Problem Explanation 📝

Problem: LeetCode 15 - 3Sum

Description: Given an array nums of n integers, find all unique triplets in the array which gives the sum of zero. The solution set must not contain duplicate triplets.

Intuition: To find unique triplets that sum up to zero, we can leverage the two-pointer approach. By sorting the array and iterating through each element, we can convert the problem into finding two numbers that sum up to the negation of the current element.

Approach:

  1. Sort the input array nums in non-decreasing order.
  2. Iterate through each element nums[i] from 0 to n-3 (exclusive):
  • If i > 0 and nums[i] is equal to nums[i-1], skip the current iteration to avoid duplicate triplets.
  • Initialize two pointers, left pointing to the element next to nums[i], and right pointing to the last element of the array.
  • Iterate while left is less than right:
  • Calculate the current sum of the elements nums[i], nums[left], and nums[right].
  • If the sum is equal to zero, add the triplet [nums[i], nums[left], nums[right]] to the result.
  • Increment left and decrement right to search for the next pair of elements.
  • Skip any duplicate values of nums[left] and nums[right] to avoid duplicate triplets.
  • If the sum is less than zero, increment left.
  • If the sum is greater than zero, decrement right.
  1. Return the result, which contains all unique triplets that sum up to zero.

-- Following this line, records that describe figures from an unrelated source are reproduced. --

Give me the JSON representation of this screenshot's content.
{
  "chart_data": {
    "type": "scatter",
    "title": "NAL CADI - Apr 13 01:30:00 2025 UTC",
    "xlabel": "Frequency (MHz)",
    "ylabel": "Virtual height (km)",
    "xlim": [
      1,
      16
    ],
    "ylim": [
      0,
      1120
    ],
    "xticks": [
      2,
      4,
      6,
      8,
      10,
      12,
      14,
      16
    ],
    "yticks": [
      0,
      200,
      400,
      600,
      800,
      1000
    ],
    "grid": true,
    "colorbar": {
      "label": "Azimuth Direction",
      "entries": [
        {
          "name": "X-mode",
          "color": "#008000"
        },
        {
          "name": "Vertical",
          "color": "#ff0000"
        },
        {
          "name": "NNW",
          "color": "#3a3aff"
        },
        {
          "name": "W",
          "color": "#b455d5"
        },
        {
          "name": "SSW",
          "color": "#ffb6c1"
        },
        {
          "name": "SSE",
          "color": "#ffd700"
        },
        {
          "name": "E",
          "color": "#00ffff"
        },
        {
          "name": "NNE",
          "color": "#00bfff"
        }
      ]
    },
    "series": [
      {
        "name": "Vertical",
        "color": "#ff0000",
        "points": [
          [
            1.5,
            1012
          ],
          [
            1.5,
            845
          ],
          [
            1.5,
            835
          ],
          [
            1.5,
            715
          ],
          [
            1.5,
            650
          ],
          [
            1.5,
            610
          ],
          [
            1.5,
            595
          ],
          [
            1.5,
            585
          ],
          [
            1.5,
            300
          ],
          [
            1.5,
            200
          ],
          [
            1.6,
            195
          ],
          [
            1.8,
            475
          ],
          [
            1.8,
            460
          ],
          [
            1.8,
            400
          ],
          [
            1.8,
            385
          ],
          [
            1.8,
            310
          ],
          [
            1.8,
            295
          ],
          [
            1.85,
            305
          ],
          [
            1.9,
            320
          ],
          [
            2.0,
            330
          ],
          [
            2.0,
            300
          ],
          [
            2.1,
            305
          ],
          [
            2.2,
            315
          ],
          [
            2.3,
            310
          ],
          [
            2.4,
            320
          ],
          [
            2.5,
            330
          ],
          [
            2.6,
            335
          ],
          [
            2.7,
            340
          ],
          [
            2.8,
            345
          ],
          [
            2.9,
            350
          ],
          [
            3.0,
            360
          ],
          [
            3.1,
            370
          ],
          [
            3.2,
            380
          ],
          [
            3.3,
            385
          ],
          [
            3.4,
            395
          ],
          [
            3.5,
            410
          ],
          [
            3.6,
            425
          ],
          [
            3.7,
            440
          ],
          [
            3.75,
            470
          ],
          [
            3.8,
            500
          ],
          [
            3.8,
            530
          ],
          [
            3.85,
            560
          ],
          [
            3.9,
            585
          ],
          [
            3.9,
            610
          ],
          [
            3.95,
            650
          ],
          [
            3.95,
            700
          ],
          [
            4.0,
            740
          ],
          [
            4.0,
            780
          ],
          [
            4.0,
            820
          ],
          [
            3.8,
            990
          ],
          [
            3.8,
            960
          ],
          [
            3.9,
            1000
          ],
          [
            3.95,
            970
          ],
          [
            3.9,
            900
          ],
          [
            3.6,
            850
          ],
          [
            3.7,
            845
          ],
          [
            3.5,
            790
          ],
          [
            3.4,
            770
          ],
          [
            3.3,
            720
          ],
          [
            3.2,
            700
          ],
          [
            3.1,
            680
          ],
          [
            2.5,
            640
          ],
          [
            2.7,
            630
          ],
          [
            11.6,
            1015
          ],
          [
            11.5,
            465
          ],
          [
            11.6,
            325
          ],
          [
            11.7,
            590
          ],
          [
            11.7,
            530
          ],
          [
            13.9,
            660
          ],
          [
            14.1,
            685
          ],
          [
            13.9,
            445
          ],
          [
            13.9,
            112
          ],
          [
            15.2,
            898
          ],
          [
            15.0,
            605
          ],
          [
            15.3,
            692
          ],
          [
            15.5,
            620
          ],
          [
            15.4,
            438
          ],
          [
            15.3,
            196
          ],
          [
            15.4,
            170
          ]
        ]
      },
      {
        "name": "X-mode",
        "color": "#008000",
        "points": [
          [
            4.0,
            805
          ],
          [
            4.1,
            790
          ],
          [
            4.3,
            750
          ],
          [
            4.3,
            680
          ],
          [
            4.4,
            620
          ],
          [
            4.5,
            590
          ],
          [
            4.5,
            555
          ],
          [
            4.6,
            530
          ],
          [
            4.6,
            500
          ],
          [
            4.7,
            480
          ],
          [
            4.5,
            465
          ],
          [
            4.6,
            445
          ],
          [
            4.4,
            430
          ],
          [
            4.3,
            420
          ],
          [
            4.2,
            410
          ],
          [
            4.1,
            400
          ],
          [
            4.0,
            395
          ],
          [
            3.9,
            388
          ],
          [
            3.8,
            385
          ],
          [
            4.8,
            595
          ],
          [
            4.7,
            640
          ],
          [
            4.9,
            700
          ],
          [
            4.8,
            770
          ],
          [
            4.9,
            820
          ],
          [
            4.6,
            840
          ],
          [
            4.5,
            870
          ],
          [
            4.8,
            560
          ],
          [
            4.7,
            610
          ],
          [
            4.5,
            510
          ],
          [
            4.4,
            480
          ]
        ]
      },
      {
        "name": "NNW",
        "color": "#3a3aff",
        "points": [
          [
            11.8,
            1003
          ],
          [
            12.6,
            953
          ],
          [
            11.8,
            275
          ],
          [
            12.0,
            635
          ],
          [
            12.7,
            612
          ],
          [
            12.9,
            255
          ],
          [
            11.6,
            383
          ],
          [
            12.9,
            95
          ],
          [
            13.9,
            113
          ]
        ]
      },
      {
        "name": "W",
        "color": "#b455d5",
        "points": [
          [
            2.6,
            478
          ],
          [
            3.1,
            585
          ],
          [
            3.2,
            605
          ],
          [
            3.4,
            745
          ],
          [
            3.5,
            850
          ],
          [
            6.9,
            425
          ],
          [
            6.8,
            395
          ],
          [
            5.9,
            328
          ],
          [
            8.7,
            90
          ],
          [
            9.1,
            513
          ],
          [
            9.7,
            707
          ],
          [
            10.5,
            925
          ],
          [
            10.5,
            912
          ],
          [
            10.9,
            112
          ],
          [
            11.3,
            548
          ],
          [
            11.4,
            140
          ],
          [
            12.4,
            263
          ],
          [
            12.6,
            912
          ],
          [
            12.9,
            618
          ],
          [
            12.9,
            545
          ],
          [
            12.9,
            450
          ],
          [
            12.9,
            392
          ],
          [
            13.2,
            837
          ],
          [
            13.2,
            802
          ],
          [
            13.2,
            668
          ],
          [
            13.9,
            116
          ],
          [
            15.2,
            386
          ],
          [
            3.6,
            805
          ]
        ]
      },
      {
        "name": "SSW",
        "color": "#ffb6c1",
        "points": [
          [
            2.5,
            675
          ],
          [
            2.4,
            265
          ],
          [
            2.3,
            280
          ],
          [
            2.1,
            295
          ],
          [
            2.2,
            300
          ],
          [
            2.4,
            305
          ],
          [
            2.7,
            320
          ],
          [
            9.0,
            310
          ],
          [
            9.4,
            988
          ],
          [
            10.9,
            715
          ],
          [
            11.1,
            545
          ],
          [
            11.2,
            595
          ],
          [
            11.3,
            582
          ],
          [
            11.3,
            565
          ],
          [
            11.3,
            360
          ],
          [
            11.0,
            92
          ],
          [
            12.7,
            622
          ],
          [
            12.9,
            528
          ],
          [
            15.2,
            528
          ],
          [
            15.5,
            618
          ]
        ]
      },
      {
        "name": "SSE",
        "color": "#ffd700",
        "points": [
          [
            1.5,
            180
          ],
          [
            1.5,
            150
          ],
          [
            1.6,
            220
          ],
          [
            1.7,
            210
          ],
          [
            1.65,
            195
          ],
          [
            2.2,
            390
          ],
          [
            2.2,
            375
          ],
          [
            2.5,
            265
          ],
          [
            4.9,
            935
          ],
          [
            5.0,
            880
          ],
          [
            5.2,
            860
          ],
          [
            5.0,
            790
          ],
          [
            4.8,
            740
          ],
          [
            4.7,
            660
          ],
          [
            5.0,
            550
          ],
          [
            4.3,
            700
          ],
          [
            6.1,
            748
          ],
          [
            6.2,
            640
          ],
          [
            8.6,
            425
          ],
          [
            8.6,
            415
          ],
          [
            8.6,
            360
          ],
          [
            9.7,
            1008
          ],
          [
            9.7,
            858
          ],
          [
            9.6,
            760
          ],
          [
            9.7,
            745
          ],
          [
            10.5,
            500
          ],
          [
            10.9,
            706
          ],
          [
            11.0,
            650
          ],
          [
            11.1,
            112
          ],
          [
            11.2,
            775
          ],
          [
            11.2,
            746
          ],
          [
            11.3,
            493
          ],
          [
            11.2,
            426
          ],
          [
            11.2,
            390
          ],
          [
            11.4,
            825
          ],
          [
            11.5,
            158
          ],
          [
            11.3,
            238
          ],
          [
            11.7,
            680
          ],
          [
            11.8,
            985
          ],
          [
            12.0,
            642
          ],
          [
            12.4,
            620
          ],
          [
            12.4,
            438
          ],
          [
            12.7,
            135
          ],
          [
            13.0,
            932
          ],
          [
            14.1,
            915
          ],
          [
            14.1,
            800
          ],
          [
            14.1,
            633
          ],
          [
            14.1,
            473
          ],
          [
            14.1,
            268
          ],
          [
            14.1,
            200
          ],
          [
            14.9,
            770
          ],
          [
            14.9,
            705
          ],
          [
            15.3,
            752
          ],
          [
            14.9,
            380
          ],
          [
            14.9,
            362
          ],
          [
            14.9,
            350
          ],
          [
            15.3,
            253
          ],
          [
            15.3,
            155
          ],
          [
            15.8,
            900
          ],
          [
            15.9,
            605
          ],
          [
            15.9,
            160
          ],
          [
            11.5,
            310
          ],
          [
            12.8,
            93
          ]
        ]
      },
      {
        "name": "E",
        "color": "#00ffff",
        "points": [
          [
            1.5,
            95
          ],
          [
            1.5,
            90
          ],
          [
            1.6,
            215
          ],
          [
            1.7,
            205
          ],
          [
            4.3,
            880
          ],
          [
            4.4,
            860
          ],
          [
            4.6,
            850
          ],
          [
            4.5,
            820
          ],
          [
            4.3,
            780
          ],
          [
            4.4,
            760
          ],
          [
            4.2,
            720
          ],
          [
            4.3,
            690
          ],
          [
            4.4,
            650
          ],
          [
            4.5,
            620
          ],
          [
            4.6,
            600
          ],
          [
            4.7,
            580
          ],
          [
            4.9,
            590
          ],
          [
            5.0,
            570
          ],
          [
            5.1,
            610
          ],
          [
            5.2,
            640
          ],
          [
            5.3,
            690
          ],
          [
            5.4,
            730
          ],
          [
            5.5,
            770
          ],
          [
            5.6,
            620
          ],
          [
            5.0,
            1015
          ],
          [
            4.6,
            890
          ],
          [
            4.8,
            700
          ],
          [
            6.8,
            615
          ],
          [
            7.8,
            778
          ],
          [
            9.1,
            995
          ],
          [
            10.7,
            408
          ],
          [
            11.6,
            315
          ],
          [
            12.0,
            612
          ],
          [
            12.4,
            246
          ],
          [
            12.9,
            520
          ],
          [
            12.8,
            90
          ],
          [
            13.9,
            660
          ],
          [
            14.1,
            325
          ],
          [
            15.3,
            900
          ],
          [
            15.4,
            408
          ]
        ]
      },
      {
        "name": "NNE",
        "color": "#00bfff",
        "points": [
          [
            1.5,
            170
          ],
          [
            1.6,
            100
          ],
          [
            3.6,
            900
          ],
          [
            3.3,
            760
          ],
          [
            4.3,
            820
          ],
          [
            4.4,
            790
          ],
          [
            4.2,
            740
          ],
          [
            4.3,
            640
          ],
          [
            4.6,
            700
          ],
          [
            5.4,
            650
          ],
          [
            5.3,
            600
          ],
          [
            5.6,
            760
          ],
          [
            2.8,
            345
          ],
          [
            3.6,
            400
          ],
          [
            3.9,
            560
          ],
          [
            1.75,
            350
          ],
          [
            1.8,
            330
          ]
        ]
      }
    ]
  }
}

Time Complexity: The time complexity is O(n^2), where n is the number of elements in the input array. Sorting the array takes O(nlogn) time, and iterating through the array with two pointers takes O(n^2) time.

💾 Space Complexity: The space complexity is O(1) as we are using a constant amount of space to store the pointers and the result.

Solutions 💡

Cpp 💻

class Solution {
  public:
    vector<vector<int>> threeSum(vector<int> &nums) {
        vector<vector<int>> result;
        int n = nums.size();
        sort(nums.begin(), nums.end());

        for (int i = 0; i < n - 2; i++) {
            if (i > 0 && nums[i] == nums[i - 1]) {
                continue;
            }

            int left = i + 1, right = n - 1;

            while (left < right) {
                int sum = nums[i] + nums[left] + nums[right];

                if (sum == 0) {
                    result.push_back({nums[i], nums[left], nums[right]});
                    left++;
                    right--;

                    while (left < right && nums[left] == nums[left - 1]) {
                        left++;
                    }

                    while (left < right && nums[right] == nums[right + 1]) {
                        right--;
                    }
                } else if (sum < 0) {
                    left++;
                } else {
                    right--;
                }
            }
        }

        return result;
    }
};

Python 🐍

class Solution:
    def threeSum(self, nums: List[int]) -> List[List[int]]:
        nums.sort()
        result = []
        n = len(nums)

        for i in range(n - 2):
            if i > 0 and nums[i] == nums[i - 1]:
                continue

            left, right = i + 1, n - 1

            while left < right:
                current_sum = nums[i] + nums[left] + nums[right]

                if current_sum == 0:
                    result.append([nums[i], nums[left], nums[right]])

                    # Skip duplicates
                    while left < right and nums[left] == nums[left + 1]:
                        left += 1
                    while left < right and nums[right] == nums[right - 1]:
                        right -= 1

                    left += 1
                    right -= 1
                elif current_sum < 0:
                    left += 1
                else:
                    right -= 1

        return result